To promote the growth of low-emission vehicles and reduce pollution, the mayor’s office said higher charges could be levied on high-pollution vehicles.
Motorists in London are already subject to congestion charges in addition to fares for high pollution vehicles.
The mayor of London has the authority to introduce road charging schemes, but says public consultation and economic, environmental and equitable impact assessment are required before any change can be introduced.
Any scheme will take at least two years to implement.
Khan said: “Ministers have failed to play a fair role in helping Londoners finance our world-renowned transportation system.
“Londoners pay m 500 million worth of vehicle excise duty every year, which is then spent on maintaining roads outside the capital. It is not fair in London for our drivers to subsidize the rest of the country’s roads and receive nothing in return. The government should allow London to support the system. “
He said: “If ministers are not ready to play a fair game, we will have to consider other options to address this injustice, such as asking people living outside London and traveling in a car in Greater London to pay a modest fare. As re-invested in London’s transport network.

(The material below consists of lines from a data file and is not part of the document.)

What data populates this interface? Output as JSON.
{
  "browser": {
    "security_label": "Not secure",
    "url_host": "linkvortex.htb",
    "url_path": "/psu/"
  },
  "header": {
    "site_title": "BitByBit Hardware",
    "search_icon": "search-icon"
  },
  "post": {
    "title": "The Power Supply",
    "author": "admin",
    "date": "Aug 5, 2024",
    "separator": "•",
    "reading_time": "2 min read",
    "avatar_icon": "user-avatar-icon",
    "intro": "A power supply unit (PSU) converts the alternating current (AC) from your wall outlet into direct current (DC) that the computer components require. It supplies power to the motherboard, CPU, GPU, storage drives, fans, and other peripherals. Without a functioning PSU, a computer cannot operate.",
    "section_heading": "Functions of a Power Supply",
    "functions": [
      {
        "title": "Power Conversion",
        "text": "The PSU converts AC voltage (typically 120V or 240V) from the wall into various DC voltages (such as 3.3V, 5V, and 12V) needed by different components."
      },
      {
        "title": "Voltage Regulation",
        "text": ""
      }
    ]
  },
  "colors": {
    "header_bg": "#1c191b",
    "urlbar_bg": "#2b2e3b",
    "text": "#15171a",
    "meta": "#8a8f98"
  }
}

We can not expect people to pay for public transportation to subsidize road maintenance costs. “
There has been a long-running dispute between the mayor and the UK government over funding the capital, and in particular, the TFL has risen due to a significant drop in revenue from fares due to the declining number of passengers during the Kovid-19 epidemic.
Meanwhile, London authorities are installing more than 100 air sensors across the capital to monitor air pollution levels. The sensors are located in hospitals, schools and other ‘priority locations’ and are used to generate data on the spread of air pollution in the city.